Another change with potentially unexpected impacts affects data exports. Eloqua is now applying contact level security to scheduled data exports. Any exports configured in the Data Import and Export area of the application will now be run in the context of the user who created the export. This prevents users from exporting contacts to which they don't otherwise have access. That's a good thing, but it could cause issues if exports are configured by a user with different permissions from the user consuming the export. Eloqua users are advised to check the configuration of all exports they've created.

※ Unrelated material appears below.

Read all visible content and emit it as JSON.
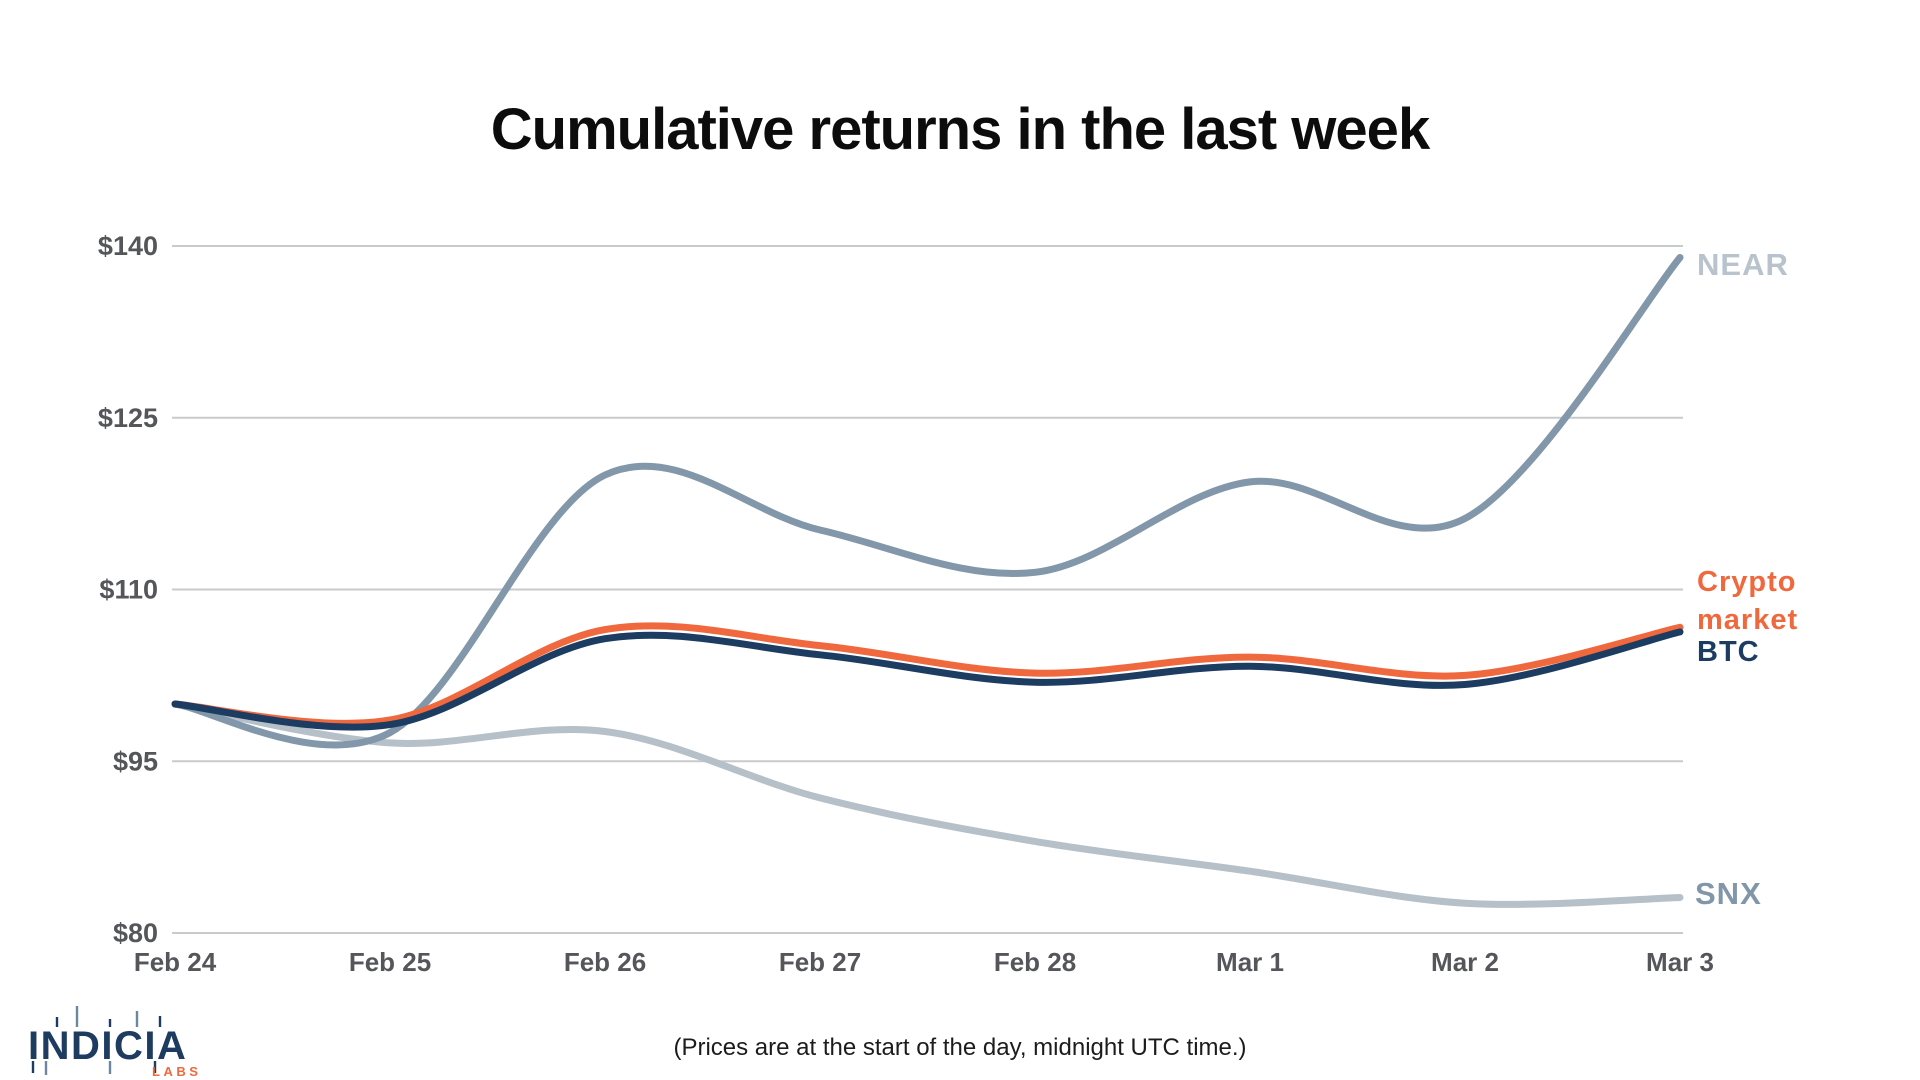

A less disruptive security change applies to security certificates for secure microsites. SSL certificates can now be automatically renewed by Oracle without admin intervention. This is part of a wider move to securing all microsites by default. For now, automatic security certificate renewal is a controlled availability feature only available in some pods. It is highly recommended that eligible Eloqua users take advantage of it.
The Oracle Eloqua 22B Update is scheduled over the weekends of May 6th, 2021 and May 20th, 2021. Contents of the release are subject to change. Full details, including smaller changes not mentioned in this article such as changes to APIs, can be found in the official release notes.